Dopo il felice incipit del corso di ottobre 2025, il progetto formativo ideato da UAMI ha continuato il suo cammino con il secondo appuntamento, svoltosi nei giorni 13 e 14 dicembre 2025 presso l’hotel Kursaal, a conferma dell’entusiasmo e della partecipazione attiva di tutti i giovani coinvolti. Anche questa tappa si è rivelata un’occasione preziosa di crescita, approfondimento e condivisione, contribuendo a rafforzare il clima di dialogo e amicizia nato fin dal primo incontro.

PRIMO GIORNO
Nel corso della prima giornata dell’incontro, grazie alla conduzione del professore Indrit Lita, sono stati affrontati due argomenti fondamentali per la vita del credente: “la fede e l’uomo” e “la preghiera è vita”.
Nel primo momento si è riflettuto sulla condizione dell’uomo, sospeso tra il materialismo e la dimensione spirituale della fede.
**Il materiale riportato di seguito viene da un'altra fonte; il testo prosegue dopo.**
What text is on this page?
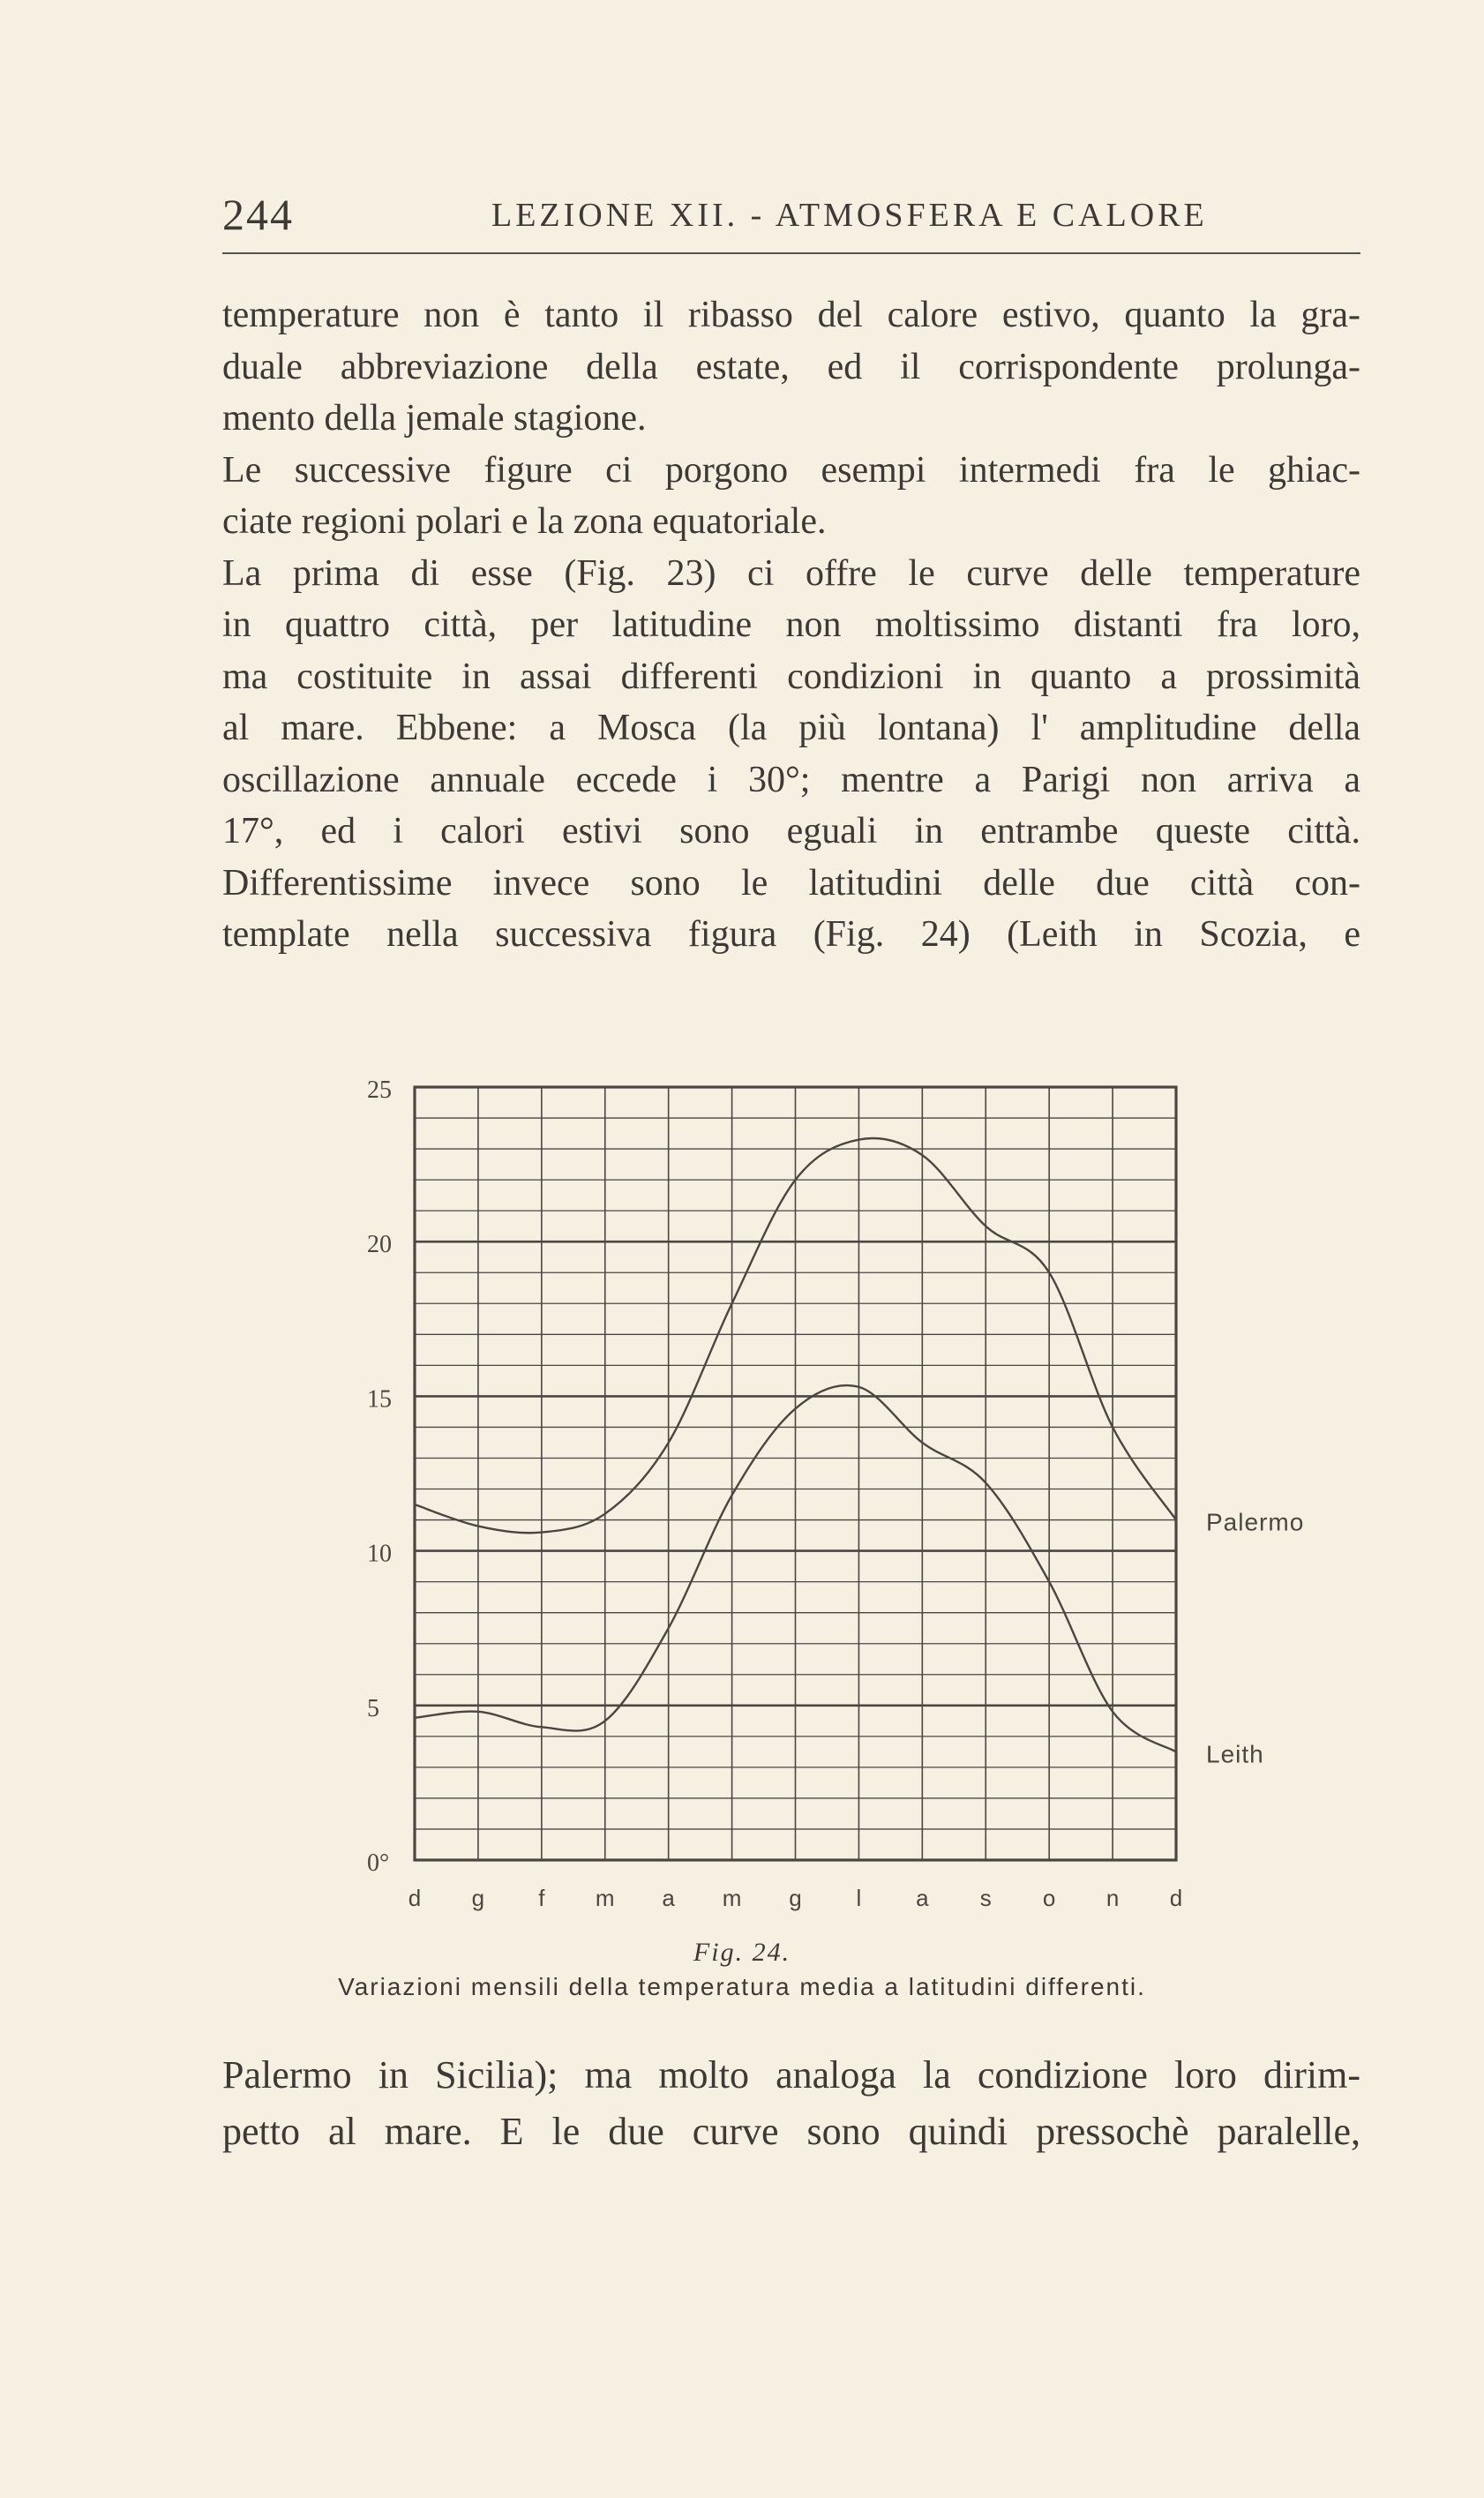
244	LEZIONE XII. - ATMOSFERA E CALORE
temperature non è tanto il ribasso del calore estivo, quanto la gra-
duale abbreviazione della estate, ed il corrispondente prolunga-
mento della jemale stagione.
Le successive figure ci porgono esempi intermedi fra le ghiac-
ciate regioni polari e la zona equatoriale.
La prima di esse (Fig. 23) ci offre le curve delle temperature
in quattro città, per latitudine non moltissimo distanti fra loro,
ma costituite in assai differenti condizioni in quanto a prossimità
al mare. Ebbene: a Mosca (la più lontana) l' amplitudine della
oscillazione annuale eccede i 30°; mentre a Parigi non arriva a
17°, ed i calori estivi sono eguali in entrambe queste città.
Differentissime invece sono le latitudini delle due città con-
template nella successiva figura (Fig. 24) (Leith in Scozia, e
0°
5
10
15
20
25
d g f m a m g l a s o n d
Palermo
Leith
Fig. 24.
Variazioni mensili della temperatura media a latitudini differenti.
Palermo in Sicilia); ma molto analoga la condizione loro dirim-
petto al mare. E le due curve sono quindi pressochè paralelle,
È emerso come, nel corso dei secoli, l’uomo sia stato spesso valutato sulla base di parametri troppo superficiali, che finiscono per sviare, nel tempo, il cammino verso il senso della propria vita.
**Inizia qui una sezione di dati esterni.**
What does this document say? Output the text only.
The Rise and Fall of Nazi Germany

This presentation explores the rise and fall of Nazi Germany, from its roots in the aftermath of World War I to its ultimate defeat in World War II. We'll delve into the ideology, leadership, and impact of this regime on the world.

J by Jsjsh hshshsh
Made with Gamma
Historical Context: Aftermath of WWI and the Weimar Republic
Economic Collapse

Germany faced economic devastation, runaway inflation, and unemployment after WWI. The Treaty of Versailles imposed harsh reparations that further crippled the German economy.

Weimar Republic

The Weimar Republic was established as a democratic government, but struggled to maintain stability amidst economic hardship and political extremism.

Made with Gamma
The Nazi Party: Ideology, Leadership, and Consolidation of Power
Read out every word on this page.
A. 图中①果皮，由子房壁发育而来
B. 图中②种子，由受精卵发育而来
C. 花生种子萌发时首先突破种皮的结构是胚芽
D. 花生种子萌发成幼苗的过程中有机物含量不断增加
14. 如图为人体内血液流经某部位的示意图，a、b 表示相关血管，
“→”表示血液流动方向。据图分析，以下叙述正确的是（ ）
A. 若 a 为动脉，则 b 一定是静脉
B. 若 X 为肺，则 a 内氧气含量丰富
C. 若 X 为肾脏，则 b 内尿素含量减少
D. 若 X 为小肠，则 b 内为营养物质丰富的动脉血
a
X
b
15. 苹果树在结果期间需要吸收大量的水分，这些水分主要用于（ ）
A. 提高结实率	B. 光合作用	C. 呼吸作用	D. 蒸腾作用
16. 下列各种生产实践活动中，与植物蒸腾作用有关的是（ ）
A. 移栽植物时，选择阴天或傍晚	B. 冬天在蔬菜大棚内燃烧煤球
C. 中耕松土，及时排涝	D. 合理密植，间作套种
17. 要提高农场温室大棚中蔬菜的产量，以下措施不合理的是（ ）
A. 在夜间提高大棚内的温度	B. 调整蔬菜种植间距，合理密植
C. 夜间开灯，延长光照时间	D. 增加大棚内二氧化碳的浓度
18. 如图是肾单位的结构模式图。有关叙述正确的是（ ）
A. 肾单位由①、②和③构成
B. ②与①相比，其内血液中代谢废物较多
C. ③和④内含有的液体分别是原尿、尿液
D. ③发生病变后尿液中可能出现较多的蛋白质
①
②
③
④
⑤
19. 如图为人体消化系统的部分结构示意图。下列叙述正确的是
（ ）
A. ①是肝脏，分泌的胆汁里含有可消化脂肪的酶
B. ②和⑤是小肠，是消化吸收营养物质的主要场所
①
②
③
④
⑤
La seconda parte della mattinata ha posto al centro la preghiera, intesa non solo come un atto di devozione, ma come il fondamento della vita del musulmano. Proprio perché rappresenta il senso della nostra vita, la preghiera è stata presentata come la base su cui costruire il proprio modo di essere e orientare, ogni giorno, le proprie scelte.

SECONDO GIORNO
Nel corso della seconda giornata dell’incontro, il contenuto del libro precedentemente proposto, Shkenca e Besimit (La scienza della fede) di Abdul-Yaxhid Ez-Zedani, è stato approfondito direttamente dai ragazzi partecipanti, attraverso le loro esposizioni e riflessioni personali sui vari passaggi. Il libro, che propone una lettura razionale dei pilastri della fede, ha guidato il confronto sul rapporto tra scienza e religione e su come l’osservazione della realtà e delle leggi che governano la natura possa rafforzare una fede consapevole.
Nel corso dei vari interventi è emerso con chiarezza il cuore del messaggio contenuto nel libro: scienza e fede non sono in contrapposizione, ma complementari, poiché la scienza descrive i fatti mentre la fede ne spiega il senso e la finalità. Il tutto è stato accompagnato dall’attenta conduzione del professore Sabaudin Jashari, che dopo ogni intervento ha chiarito e approfondito i passaggi più delicati, garantendo profondità e coerenza all’itinerario di studio.
A venire…
Questo incontro ha permesso ai ragazzi di crescere non solo a livello personale, ma anche all’interno del gruppo. Si stanno infatti creando solide amicizie, fatte di confronto, rispetto e condivisione della fede, che aiutano a rafforzare il legame con la nostra religione. Grazie a momenti come questo, ogni studente può approfondire la propria dimensione spirituale in un clima di collaborazione e apertura. Nei prossimi incontri, tra cui quello dedicato al libro Fikhu Sira di Muhamed Gazali, continueremo a scoprire insieme i contenuti della nostra tradizione con l’aiuto di persone esperte, rafforzando sempre di più sia la conoscenza sia lo spirito di gruppo.